I'll never forget when a high school psychology teacher hipped us to the fact that we don't cry for the other person; we cry because we are sad.  There was a murmur in the room, I can still recall it - people protested, but he insisted.  And his logic was irrefutable.  It's a very selfish feeling:  sadness.  If you are crying over the loss of someone, the other person no longer feels hurt, sick or sad.  As a matter of fact, if you're spiritual, you probably believe that they are in a better place.  So, you are crying because you miss them.  I think most of the kids in the class who were a little shocked at the statement were thinking of times that they had cried over something sad they had seen on the news or had happened to someone else and they felt badly for them.  Surely, we all said to ourselves, then we are crying for others, and I think we felt that, in a small way, it proved our goodness that we could be so moved by someone else's plight.  (Little did any of us know that collectively we would all have so many opportunities for that in our lifetime.)  But, no, he still insisted that it was for our own purposes that we cried.  We were the ones who felt badly, and it was in reaction to our own emotions that we shed tears.  There is no denying this.  He was right.

But he stopped short of letting us off the hook for this by explaining that feeling sad is not a bad thing.  That selfish display of emotion means one thing very plainly:  we feel.  And feeling something is a good thing.  Generally.  I would imagine people who were/are monstrous also feel things, but their feelings are just off kilter from the rest of us somehow.  But, putting them aside for these purposes, you have to have a depth of feeling about something to then take it to the next level, whatever that might be.  It's like the key in the ignition.  If you are numb to the things around you, you'll be stuck.  The engine will be frozen. (This will all tie together, I promise.)
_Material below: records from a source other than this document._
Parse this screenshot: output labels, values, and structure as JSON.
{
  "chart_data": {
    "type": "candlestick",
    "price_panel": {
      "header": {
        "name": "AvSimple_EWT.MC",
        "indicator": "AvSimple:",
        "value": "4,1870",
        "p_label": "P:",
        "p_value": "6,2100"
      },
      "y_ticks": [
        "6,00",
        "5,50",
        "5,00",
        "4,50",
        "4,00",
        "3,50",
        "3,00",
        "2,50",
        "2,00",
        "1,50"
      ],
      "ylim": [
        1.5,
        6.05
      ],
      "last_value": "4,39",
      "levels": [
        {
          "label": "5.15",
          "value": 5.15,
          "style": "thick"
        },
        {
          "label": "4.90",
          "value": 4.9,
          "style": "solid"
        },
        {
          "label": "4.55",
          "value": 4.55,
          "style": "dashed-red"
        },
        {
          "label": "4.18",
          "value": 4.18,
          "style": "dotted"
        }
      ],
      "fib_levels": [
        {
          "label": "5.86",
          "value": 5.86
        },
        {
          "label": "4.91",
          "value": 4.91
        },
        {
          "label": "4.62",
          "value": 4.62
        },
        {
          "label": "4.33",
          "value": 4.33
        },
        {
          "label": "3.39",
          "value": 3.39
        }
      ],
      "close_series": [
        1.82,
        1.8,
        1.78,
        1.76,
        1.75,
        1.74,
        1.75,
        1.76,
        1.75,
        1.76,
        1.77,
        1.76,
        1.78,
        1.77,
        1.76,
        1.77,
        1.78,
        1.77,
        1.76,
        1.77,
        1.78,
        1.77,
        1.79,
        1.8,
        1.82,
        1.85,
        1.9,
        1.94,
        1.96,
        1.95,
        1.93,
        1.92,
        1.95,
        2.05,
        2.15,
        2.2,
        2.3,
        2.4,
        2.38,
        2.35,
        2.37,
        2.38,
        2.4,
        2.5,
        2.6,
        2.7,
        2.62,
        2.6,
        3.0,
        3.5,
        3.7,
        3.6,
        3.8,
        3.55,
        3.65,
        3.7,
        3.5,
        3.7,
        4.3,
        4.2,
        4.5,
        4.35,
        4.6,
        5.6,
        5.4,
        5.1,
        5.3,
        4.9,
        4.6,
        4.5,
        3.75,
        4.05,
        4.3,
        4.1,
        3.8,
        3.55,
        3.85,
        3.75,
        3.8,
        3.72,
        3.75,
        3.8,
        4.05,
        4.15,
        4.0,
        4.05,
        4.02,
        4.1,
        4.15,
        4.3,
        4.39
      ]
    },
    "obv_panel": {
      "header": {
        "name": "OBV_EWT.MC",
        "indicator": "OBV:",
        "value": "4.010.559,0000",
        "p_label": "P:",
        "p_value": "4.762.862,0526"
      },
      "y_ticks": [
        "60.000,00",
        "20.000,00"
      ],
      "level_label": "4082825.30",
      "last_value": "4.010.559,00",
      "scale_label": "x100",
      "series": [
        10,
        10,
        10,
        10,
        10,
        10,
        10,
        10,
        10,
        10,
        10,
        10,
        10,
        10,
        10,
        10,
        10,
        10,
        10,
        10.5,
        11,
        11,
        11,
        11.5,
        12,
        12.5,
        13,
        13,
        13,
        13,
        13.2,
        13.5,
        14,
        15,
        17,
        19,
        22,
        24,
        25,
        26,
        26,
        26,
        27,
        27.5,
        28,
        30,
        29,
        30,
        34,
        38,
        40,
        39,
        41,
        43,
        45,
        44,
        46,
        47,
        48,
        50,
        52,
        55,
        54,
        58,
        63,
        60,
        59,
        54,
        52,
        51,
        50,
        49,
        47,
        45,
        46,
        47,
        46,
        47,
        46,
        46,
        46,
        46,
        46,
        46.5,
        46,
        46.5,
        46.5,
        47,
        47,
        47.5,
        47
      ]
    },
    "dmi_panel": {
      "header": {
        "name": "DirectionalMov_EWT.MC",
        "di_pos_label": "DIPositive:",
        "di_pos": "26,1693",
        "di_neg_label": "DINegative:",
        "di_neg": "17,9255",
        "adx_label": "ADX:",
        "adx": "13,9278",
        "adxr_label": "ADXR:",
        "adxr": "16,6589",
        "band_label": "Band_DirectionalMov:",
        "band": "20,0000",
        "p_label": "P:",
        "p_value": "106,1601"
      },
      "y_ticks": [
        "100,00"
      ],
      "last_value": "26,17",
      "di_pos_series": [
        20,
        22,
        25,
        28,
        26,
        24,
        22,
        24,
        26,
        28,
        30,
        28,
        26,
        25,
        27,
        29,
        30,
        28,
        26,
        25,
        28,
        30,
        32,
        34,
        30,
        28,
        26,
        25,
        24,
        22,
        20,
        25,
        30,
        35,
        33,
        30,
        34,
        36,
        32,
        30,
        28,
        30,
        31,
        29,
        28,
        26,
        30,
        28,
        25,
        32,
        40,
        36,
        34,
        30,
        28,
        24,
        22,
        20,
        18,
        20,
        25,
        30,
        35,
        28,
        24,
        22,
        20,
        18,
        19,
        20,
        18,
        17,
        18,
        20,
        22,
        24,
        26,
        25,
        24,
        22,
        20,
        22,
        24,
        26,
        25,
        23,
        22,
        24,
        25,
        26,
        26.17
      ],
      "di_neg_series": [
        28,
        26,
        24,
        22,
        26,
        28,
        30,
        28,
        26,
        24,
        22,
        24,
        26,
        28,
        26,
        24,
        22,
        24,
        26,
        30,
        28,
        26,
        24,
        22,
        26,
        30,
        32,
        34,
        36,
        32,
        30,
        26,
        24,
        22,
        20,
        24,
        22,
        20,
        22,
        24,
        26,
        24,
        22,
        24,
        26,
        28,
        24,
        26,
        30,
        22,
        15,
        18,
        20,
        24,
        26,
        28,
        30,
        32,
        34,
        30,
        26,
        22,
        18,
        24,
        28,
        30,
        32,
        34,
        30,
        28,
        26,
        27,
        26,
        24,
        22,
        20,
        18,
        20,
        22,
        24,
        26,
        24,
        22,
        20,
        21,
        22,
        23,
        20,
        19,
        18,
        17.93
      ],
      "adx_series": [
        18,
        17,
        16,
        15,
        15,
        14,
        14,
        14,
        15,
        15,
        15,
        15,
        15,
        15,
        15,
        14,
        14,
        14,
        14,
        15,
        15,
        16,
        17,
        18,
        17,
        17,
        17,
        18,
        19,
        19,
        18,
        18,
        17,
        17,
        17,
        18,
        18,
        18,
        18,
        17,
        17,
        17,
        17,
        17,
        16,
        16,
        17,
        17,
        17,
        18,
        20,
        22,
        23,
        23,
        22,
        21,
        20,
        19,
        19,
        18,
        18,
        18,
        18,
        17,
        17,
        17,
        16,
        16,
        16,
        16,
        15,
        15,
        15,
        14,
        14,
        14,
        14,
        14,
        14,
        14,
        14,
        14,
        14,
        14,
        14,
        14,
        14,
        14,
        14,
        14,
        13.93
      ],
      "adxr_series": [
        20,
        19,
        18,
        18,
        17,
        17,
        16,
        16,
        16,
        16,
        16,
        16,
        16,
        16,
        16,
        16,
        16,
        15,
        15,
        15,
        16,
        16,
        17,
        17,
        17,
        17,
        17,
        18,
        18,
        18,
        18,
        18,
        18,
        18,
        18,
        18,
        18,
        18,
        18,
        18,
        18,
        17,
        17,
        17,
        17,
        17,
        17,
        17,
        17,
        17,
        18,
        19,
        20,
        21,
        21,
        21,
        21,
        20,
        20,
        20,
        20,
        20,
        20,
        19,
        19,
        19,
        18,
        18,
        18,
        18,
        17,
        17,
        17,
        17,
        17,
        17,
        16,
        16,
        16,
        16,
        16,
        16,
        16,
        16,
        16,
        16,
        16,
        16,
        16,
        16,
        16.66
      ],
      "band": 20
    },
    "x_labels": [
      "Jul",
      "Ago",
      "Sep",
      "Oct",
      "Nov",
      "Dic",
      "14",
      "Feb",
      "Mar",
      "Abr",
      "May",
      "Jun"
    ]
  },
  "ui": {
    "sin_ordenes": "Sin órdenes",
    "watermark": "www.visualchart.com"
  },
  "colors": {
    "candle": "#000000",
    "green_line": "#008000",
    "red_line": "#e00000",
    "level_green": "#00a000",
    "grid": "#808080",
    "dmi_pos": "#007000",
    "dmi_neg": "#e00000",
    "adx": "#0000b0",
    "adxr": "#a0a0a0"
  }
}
I think I see evidence of my theory at work every day in how people spur themselves to action after losing a loved one.  I belong to a group of mothers whose children have suffered or are suffering from eating disorders that was started by a woman who lost her daughter to the disease a decade ago (I may have mentioned this before).  She is also active in a number of other eating disorder-related activities.  That is just one example of course.  Some people have made a huge national or worldwide impact like Candy Lightner who founded MADD (Mothers Against Drunk Drivers) in 1980 after her daughter was killed by a drunk driver.  Others stay within the confines of their community, like a local mom who works diligently on anti-drug efforts in Pittsburgh after her son died of a heroin overdose.  But you see those kinds of efforts over and over in honor of their children, and I realize that, at the core, they are probably doing it for much the same reason I can't quite let myself let go of this:  so people don't forget who their children were and so their life and death mean something.  It is selfish.  But that is okay, because it has spurred them to act in ways that helps others far beyond themselves.  If only every selfish act we do has such selfless results.

I don't think this little blog rises to that level at all, and the other thing I spend a lot of time pondering these days is the fine line between trying to keep the memory of someone alive and exploiting it.  I've crossed that line in my own estimation a time or two I think - but that's almost its own topic.  But, to bring it all back to the beginning - as we look toward Eating Disorder Awareness Week next week, I need you to remember I had a daughter once.  She was beautiful, but she could be ugly in spirit when she wanted to be.  She had an amazing talent that her disease abused and refused to allow to blossom to its full potential.  She loved passionately, she hated that way too.  She could be funny, but that humor could bite as well.  In short, she was a human being, with assets and flaws.  What she could have potentially become we will never know, but what she is that I know for sure is my first born daughter whom I held in my arms at the moment of her birth.  I need you not to forget her.  I need it.



  1. She's never going to be forgotten, I can promise you that. And your description of her is absolutely perfect.